I thought of Ralph Kramdem (“To the moon, Alice!”)

I thought of black and white television amid the first lunar landing’s 50th anniversary celebrations. Almost as astonishing as the technological marvel of having sent humans 238,900 miles through space to walk on Earth’s natural satellite was the realization that a half-century has elapsed since the big event.

Listen, kiddies: In 1969, there were no cell phones, laptops, digital camera, DVDs, hybrid cars. There was no email, Google, GPS, global warming. (There was no #MeToo movement, either, which helps explain how the fictional Brooklyn bus driver, Kramden, got away with regularly threatening to send his wife into orbit.)

Anyway, I was there, vicariously taking in another startling happening during that remarkable year when the Amazin’ Mets won the World Series and almost a half-million of my generation went to Woodstock, even as relentless bad news wouldn’t go away. The Vietnam War. Student protests. Chappaquiddick. The Manson family murders. Civil rights unrest.

I was 22, a couple months out of college. The operative counsel among my age group was not to trust anyone over 30. We grew our hair and wore terribly gaudy clothes. (Bellbottoms!) There was reason to wonder if the country was coming completely apart along generational and racial lines. (Hmmm.)

Still, I don’t recall being especially pessimistic about the future, and possibly the Apollo 11 story had something to do with that—an awesome development long before the word “awesome” came to be such a threadbare adjective. At the time, the equivalent hyperbolic expression—likewise so overused that it was rendered devoid of real impact—was “far out.” Except the moon landing really was far out.

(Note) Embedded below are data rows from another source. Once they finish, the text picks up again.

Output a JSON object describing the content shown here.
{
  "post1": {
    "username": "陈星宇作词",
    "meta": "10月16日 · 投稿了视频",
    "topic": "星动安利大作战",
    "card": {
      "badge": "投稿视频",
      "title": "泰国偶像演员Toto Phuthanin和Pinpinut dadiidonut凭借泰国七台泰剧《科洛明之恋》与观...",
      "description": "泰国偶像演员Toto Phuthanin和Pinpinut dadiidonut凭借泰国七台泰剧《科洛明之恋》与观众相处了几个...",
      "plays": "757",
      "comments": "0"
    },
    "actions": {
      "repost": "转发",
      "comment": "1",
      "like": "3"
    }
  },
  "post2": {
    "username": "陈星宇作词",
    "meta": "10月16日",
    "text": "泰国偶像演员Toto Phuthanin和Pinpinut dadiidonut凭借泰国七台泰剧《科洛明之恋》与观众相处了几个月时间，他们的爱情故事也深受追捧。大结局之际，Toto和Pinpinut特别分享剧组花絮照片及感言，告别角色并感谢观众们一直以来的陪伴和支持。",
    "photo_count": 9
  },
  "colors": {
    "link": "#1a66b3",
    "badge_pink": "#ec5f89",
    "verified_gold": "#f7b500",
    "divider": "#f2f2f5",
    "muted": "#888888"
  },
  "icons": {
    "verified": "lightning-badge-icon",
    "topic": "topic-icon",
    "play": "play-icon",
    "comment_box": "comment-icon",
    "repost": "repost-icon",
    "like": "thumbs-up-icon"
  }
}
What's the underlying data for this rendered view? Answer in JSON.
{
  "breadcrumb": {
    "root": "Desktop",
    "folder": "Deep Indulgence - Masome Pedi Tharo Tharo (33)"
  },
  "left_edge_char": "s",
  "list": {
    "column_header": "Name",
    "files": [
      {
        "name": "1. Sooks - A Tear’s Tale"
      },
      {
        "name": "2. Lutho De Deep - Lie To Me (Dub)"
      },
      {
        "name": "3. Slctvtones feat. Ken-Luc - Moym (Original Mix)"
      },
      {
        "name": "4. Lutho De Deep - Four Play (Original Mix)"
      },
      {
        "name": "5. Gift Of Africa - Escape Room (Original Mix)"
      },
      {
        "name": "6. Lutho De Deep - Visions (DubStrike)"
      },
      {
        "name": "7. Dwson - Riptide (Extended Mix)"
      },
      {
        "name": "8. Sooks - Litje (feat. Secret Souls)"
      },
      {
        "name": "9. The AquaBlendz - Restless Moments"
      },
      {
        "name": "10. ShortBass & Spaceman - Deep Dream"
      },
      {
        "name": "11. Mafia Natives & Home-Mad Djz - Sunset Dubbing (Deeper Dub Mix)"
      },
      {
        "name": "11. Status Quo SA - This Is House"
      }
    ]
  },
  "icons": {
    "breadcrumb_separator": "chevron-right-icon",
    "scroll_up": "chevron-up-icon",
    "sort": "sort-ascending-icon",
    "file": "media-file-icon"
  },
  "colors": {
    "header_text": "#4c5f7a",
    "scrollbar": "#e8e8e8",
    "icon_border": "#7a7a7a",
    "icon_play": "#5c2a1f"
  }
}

I was working at the New York City offices of the United Press International wire service, mostly taking Major League baseball results by phone and re-writing game summaries. It was a Sunday. Shortly after 4:15 p.m. on July 20, the bank of teletype machines that brought in UPI dispatches began emitting alarm bells to signal major news, attracting a stampede of folks from around the building. The lunar module had landed.

At the time, though I obviously didn’t know it then, my future wife was at Newsday’s Long Island headquarters, transcribing moon musings from the newspaper’ columnists—putting her far closer than I to what several of my journalism colleagues have called the biggest story of our lifetime.

It certainly was beyond me—still is—how rocket scientists, audacious visionaries and hundreds of thousands of worker bees could fashion such a project. All the more mystifying, as I drove home from work that evening, was how the astronauts’ voices could be beamed from the moon’s surface to my car radio—but were lost as I drove from Manhattan through the Queens Midtown Tunnel. As if I suddenly were on the dark side of the moon.

I got to my rented room in time to see Neil Armstrong’s first steps around 11 p.m. On a black-and-white TV. He, and minutes later, Buzz Aldrin were alone. No Alice.